While most people are happy to see the back of 2020, a truly horrible year, there are some that look forward to 2021 with apprehension: infosec staffers in organisations having to clear up the SolarWinds/SUNBURST/SoloriGate hack.
To recap, United States government departments, security vendors and big IT companies got an early, unwanted Christmas present a couple of weeks into December when news broke that they had Russians deep in their networks.
What's more, the Russians (who deny they had anything to do with the hack) had been in the networks since at least March last year, and perhaps since October 2019, undetected.
Networks and computers get hacked into regularly, but this attack saw the likes of the US Treasury, Microsoft, security vendor FireEye and others being compromised indirectly, revealing some gaping security holes in interconnected systems that nobody seems to have thought of.
Microsoft, which has put in a huge amount of effort to improve security for its customers in particular over the last decade and a half, has had that work seriously dented.
On Boxing Day, news arrived that the hackers had compromised Microsoft resellers, in order to attack targets like security vendor Crowdstrike. Resellers often have privileged access to customer networks, for support, maintenance and licence compliance monitoring, which painted a bull's eye on their backs.
Getting access to victim networks via third parties and managed service providers is not new, but clearly all the publicity around the CloudHopper attacks against enterprises in 2019 have not yet resulted in sufficient security changes to put an end to such sideways hacks.
That's bad enough for Microsoft. In fairness, Microsoft has been quick to respond with transparency and information around the hacks. It can't have been easy though for the company to disclose that the Russian hackers were in privileged enough positions in Microsoft's systems to take a gander at the source code for applications.
The unauthorised peeping at the source code, which is what humans (and increasingly, automated systems) write before its compiled into code that machines can execute, isn't that much of a worry.

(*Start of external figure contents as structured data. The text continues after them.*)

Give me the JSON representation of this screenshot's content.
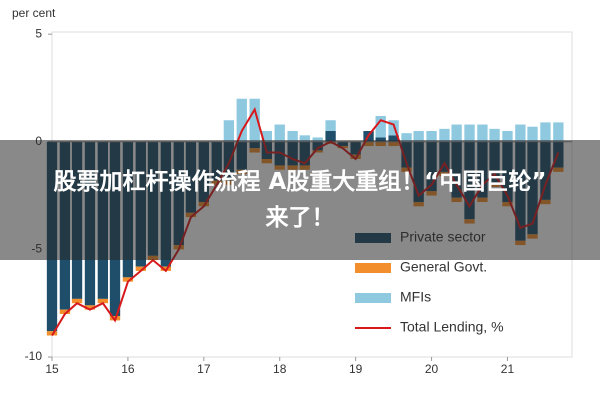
{
  "chart_data": {
    "type": "stacked-bar-line",
    "y_label": "per cent",
    "x": [
      15,
      15.17,
      15.33,
      15.5,
      15.67,
      15.83,
      16,
      16.17,
      16.33,
      16.5,
      16.67,
      16.83,
      17,
      17.17,
      17.33,
      17.5,
      17.67,
      17.83,
      18,
      18.17,
      18.33,
      18.5,
      18.67,
      18.83,
      19,
      19.17,
      19.33,
      19.5,
      19.67,
      19.83,
      20,
      20.17,
      20.33,
      20.5,
      20.67,
      20.83,
      21,
      21.17,
      21.33,
      21.5,
      21.67
    ],
    "xlim": [
      15,
      21.85
    ],
    "xticks": [
      15,
      16,
      17,
      18,
      19,
      20,
      21
    ],
    "ylim": [
      -10,
      5.1
    ],
    "yticks": [
      5,
      0,
      -5,
      -10
    ],
    "series": [
      {
        "name": "Private sector",
        "color": "#1f4e6b",
        "kind": "bar",
        "values": [
          -8.8,
          -7.8,
          -7.3,
          -7.6,
          -7.3,
          -8.1,
          -6.3,
          -5.8,
          -5.3,
          -5.8,
          -4.8,
          -3.3,
          -2.8,
          -1.8,
          -1.8,
          -1.3,
          -0.3,
          -0.8,
          -1.1,
          -1.1,
          -1.1,
          -0.4,
          0.5,
          -0.2,
          -0.6,
          0.5,
          0.2,
          0.3,
          -1.2,
          -2.8,
          -2.3,
          -1.4,
          -2.6,
          -3.6,
          -2.6,
          -1.9,
          -2.8,
          -4.6,
          -4.3,
          -2.7,
          -1.2
        ]
      },
      {
        "name": "General Govt.",
        "color": "#f28e2b",
        "kind": "bar",
        "values": [
          -0.2,
          -0.2,
          -0.2,
          -0.2,
          -0.2,
          -0.2,
          -0.2,
          -0.2,
          -0.2,
          -0.2,
          -0.2,
          -0.2,
          -0.2,
          -0.2,
          -0.2,
          -0.2,
          -0.2,
          -0.2,
          -0.2,
          -0.2,
          -0.2,
          -0.1,
          -0.1,
          -0.1,
          -0.2,
          -0.2,
          -0.2,
          -0.2,
          -0.2,
          -0.2,
          -0.2,
          -0.2,
          -0.2,
          -0.2,
          -0.2,
          -0.2,
          -0.2,
          -0.2,
          -0.2,
          -0.2,
          -0.2
        ]
      },
      {
        "name": "MFIs",
        "color": "#8ec9e0",
        "kind": "bar",
        "values": [
          0,
          0,
          0,
          0,
          0,
          0,
          0,
          0,
          0,
          0,
          0,
          0,
          0,
          0,
          1,
          2,
          2,
          0.5,
          0.8,
          0.5,
          0.3,
          0.2,
          0.5,
          0,
          0,
          0,
          1,
          0.7,
          0.4,
          0.5,
          0.5,
          0.6,
          0.8,
          0.8,
          0.8,
          0.6,
          0.5,
          0.8,
          0.7,
          0.9,
          0.9
        ]
      },
      {
        "name": "Total Lending, %",
        "color": "#d7191c",
        "kind": "line",
        "values": [
          -9,
          -8,
          -7.5,
          -7.8,
          -7.5,
          -8.3,
          -6.5,
          -6,
          -5.5,
          -6,
          -5,
          -3.5,
          -3,
          -2,
          -1,
          0.5,
          1.5,
          -0.5,
          -0.5,
          -0.8,
          -1,
          -0.3,
          0,
          -0.3,
          -0.8,
          0.3,
          1,
          0.8,
          -1,
          -2.5,
          -2,
          -1,
          -2,
          -3,
          -2,
          -1.5,
          -2.5,
          -4,
          -3.8,
          -2,
          -0.5
        ]
      }
    ]
  },
  "banner": {
    "lines": [
      "股票加杠杆操作流程 A股重大重组！“中国巨轮”",
      "来了！"
    ]
  }
}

Sure, we don't know what the applications in question were, but Microsoft pointed out that its security posture assumes attackers already know the source code. Even without source code, it's possible with expertise and patience to work your way backwards through machine readable application code, and figure out what most of it does.
Microsoft's very good analysis of the Solorigate dynamic link library inserted into the SolarWinds update is a good example of that. Apart from a few randomly scrambled text strings in the binary that are yet to be cracked, the reverse engineering of it by Microsoft provides good insight into what the malware does and why it wasn't detected for so long.
At a higher level, there are some truly remarkable, and alarming, details around the hacks.
First, even though just under 18,000 customers were hit by the Trojan Horse SolarWinds update, Crowdstrike co-founder Dmitry Alperovitch believes it was :a very carefully planned, stealthy and deliberate espionage operation against (likely) a few hundred high value targets. "
Alperovitch bases that on a "kill switch" found by security vendor FireEye in the malware that permanently disables it if certain test conditions are matched. Microsoft and other vendors used the kill switch to disable the Solorigate/SUNBURST malware late last year.
The sheer audacity of hacking thousands of systems in order to get access to just a few hundred shows how confident the threat actors were that their malware and actions would not be detected.
Second, the more details that are revealed about malware and the methodology of the hackers makes you wonder what they were after, apart from spying and mapping systems and network topologies.
If that's all the hackers were prepared to burn or sacrifice a powerful attack like Solorigate, which will be detectable from now on, well… what else do they have in their toolkits?
Because they no doubt have alternatives in store already.
There will be more details on the hack coming up over the next few months, but enough has been released already that it adds serious weight to some security experts' suggestion to "burn it all down and start from scratch".
The experience with telcos' worldwide interconnect systems points to that being unlikely to happen: in the name of network interoperability, older insecure telco systems can be used to access newer and very secure ones to geolocate subscribers worldwide. Spies can even lease access to the older network entry points.
In there lies probably some of the answer to the current security woes, namely stepping away from systems that are overly interconnected and insecurely networked to each other.
That by itself would lower their utility but at this rate of attacks, it's the state-sponsored hackers who are getting the most value out of the current set up.